What all towns need are ombudsmen who know just what to do and when someone calls, can send the problem to the right office and then follow up to be sure someone does something.

All that having been said – maybe this great cook needs a good business manager.

JVH

Picture of John Van Horn

John Van Horn

5 Responses

  1. “needs a good business manager”
    That sums up the issue right there. The problem with most people trying to open a “Mom and Pop” businesses in a downtown is that they aren’t “business” people in the same sense that someone opening a McDonalds or a PF Changs is. Mom and Pop’s don’t have a manual or a check list to work off of to help them make sure they address issues like loading zones, parking, trash disposal, etc. If the issue isn’t required as part of the permitting process then odds are they aren’t aware of it unless they happen to have previous experience with opening businesses in a downtown setting.
    The City can argue that the signs were in place prior to her opening and she should have been aware of the parking limitations, and they would be right. She can argue that the City knew she would be doing deliveries and other services that would require close parking and shouldn’t have issued her the permits without ensuring those issues were covered, and she would be right. This isn’t about right or wrong, it’s like you said it’s about making it work for everyone.
    At the end of the day somebody has to take responsibility for making sure a business has all their i’s dotted and t’s crossed before they open. I don’t think anybody wants to see more or bigger government. Maybe a simple solution to avoiding situations like this in the future would be for the city to make available a simple checklist for anyone that is thinking of opening a business, a checklist that could include the basics like making sure you have considered parking at the location where you are planning to open. My guess is you could download one off the internet for free, so there shouldn’t be any great cost involved.

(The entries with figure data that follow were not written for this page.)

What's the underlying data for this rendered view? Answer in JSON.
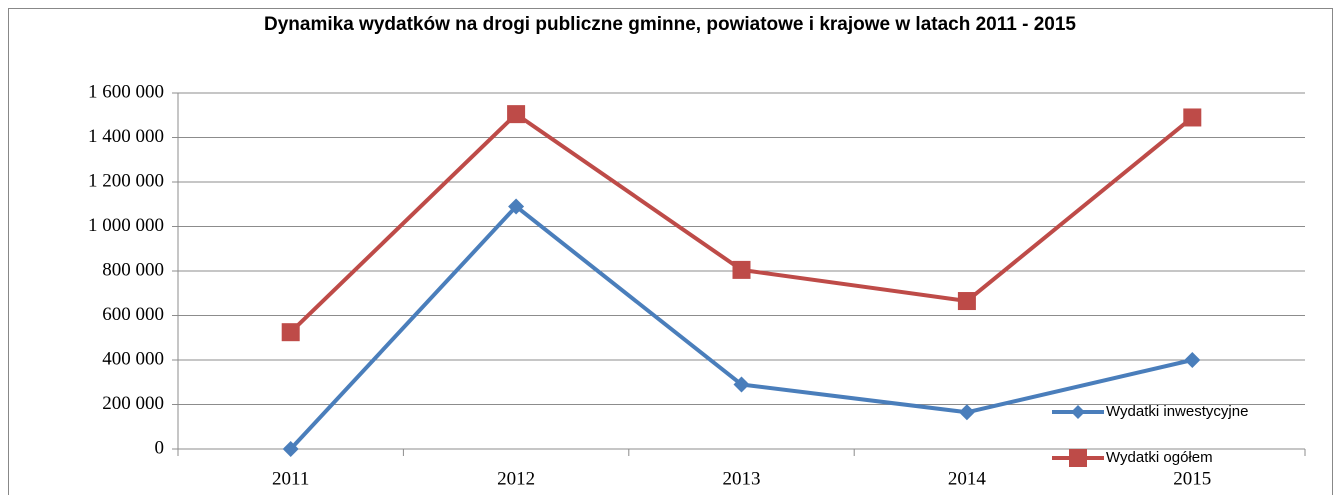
{
  "chart_data": {
    "type": "line",
    "title": "Dynamika wydatków na drogi publiczne gminne, powiatowe i krajowe w latach 2011 - 2015",
    "categories": [
      "2011",
      "2012",
      "2013",
      "2014",
      "2015"
    ],
    "series": [
      {
        "name": "Wydatki inwestycyjne",
        "color": "#4a7ebb",
        "marker": "diamond",
        "values": [
          0,
          1090000,
          290000,
          165000,
          400000
        ]
      },
      {
        "name": "Wydatki ogółem",
        "color": "#be4b48",
        "marker": "square",
        "values": [
          525000,
          1505000,
          805000,
          665000,
          1490000
        ]
      }
    ],
    "ylim": [
      0,
      1600000
    ],
    "yticks": [
      0,
      {
        "value": 200000,
        "label": "200 000"
      },
      {
        "value": 400000,
        "label": "400 000"
      },
      {
        "value": 600000,
        "label": "600 000"
      },
      {
        "value": 800000,
        "label": "800 000"
      },
      {
        "value": 1000000,
        "label": "1 000 000"
      },
      {
        "value": 1200000,
        "label": "1 200 000"
      },
      {
        "value": 1400000,
        "label": "1 400 000"
      },
      {
        "value": 1600000,
        "label": "1 600 000"
      }
    ],
    "grid": true,
    "legend": "lower right"
  }
}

  2. OK, OK, I agree that the behavior you describe may be typical, but please don’t lump us all in together. There are LOTS of beauracracies that do exactly what you say should be done – you just don’t hear about them because good deeds don’t get reported in the paper.
    There are an awful lot of talented, motivated parking managers and elected officials out there that actually care about making parking situations workable for businesses, students, visitors and residents. They just don’t get recognition in the media, so it’s easy for industry pundits to make a generalization that may not be accurate.

  3. I don’t think anyone was generalizing or “lumping” other than what I said about the typical “Mom and Pop” level of experience with opening a downtown location.
    There are definitely a great many cities out there where they have their act fully together with regards to these types of issues, maybe those of you in that category should develop some sort of “best practices” manual or something. The parking industry has them, as do the various organizations representing downtown organizations (BID’s, Main St Associations, etc).
    The unfortuneate reality is that the press rarely reports anything positive, so most people’s perception of any industry (parking, government, big oil, Walmart, etc) is based on the negative press being generated by stories like the one above.

  4. Brandy, Thanks for keeping me honest…You are right, of course, but I still content the amount of service one receives from a bureaucracy is inversely proportional to the size of the community in which it exists. You folks in Burlington have your act together.